Posts filed under ‘Profilaxis Pre-Exposición’

Human Rabies — Virginia, 2017

MMWR January 4, 2019  V.67 N.5152 P.1410–1414

Julia Murphy, DVM1; Costi D. Sifri, MD2; Rhonda Pruitt3; Marcia Hornberger4; Denise Bonds4; Jesse Blanton, DrPH5; James Ellison, PhD5; R. Elaine Cagnina2; Kyle B. Enfield2; Miriam Shiferaw, MD5; Crystal Gigante, PhD5; Edgar Condori5; Karen Gruszynski, PhD1,6; Ryan M. Wallace, DVM5

On May 9, 2017, the Virginia Department of Health was notified regarding a patient with suspected rabies. The patient had sustained a dog bite 6 weeks before symptom onset while traveling in India.

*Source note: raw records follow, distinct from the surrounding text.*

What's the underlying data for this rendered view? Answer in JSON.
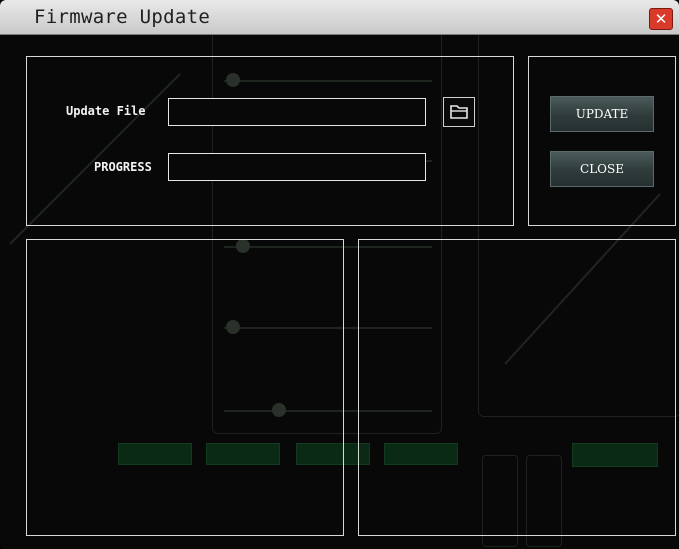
{
  "window": {
    "title": "Firmware Update",
    "close_icon": "close-icon"
  },
  "file_row": {
    "label": "Update File",
    "value": "",
    "browse_icon": "folder-open-icon"
  },
  "progress_row": {
    "label": "PROGRESS",
    "percent": 0
  },
  "buttons": {
    "update_label": "UPDATE",
    "close_label": "CLOSE"
  },
  "colors": {
    "close_button": "#d93a2a",
    "button_bg": "#3a4747",
    "panel_border": "#d8d8d8"
  }
}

On May 11, CDC confirmed that the patient was infected with a rabies virus that circulates in dogs in India.

Despite aggressive treatment, the patient died, becoming the ninth person exposed to rabies abroad who has died from rabies in the United States since 2008.

A total of 250 health care workers were assessed for exposure to the patient, 72 (29%) of whom were advised to initiate postexposure prophylaxis (PEP). The total pharmaceutical cost for PEP (rabies immunoglobulin and rabies vaccine) was approximately $235,000.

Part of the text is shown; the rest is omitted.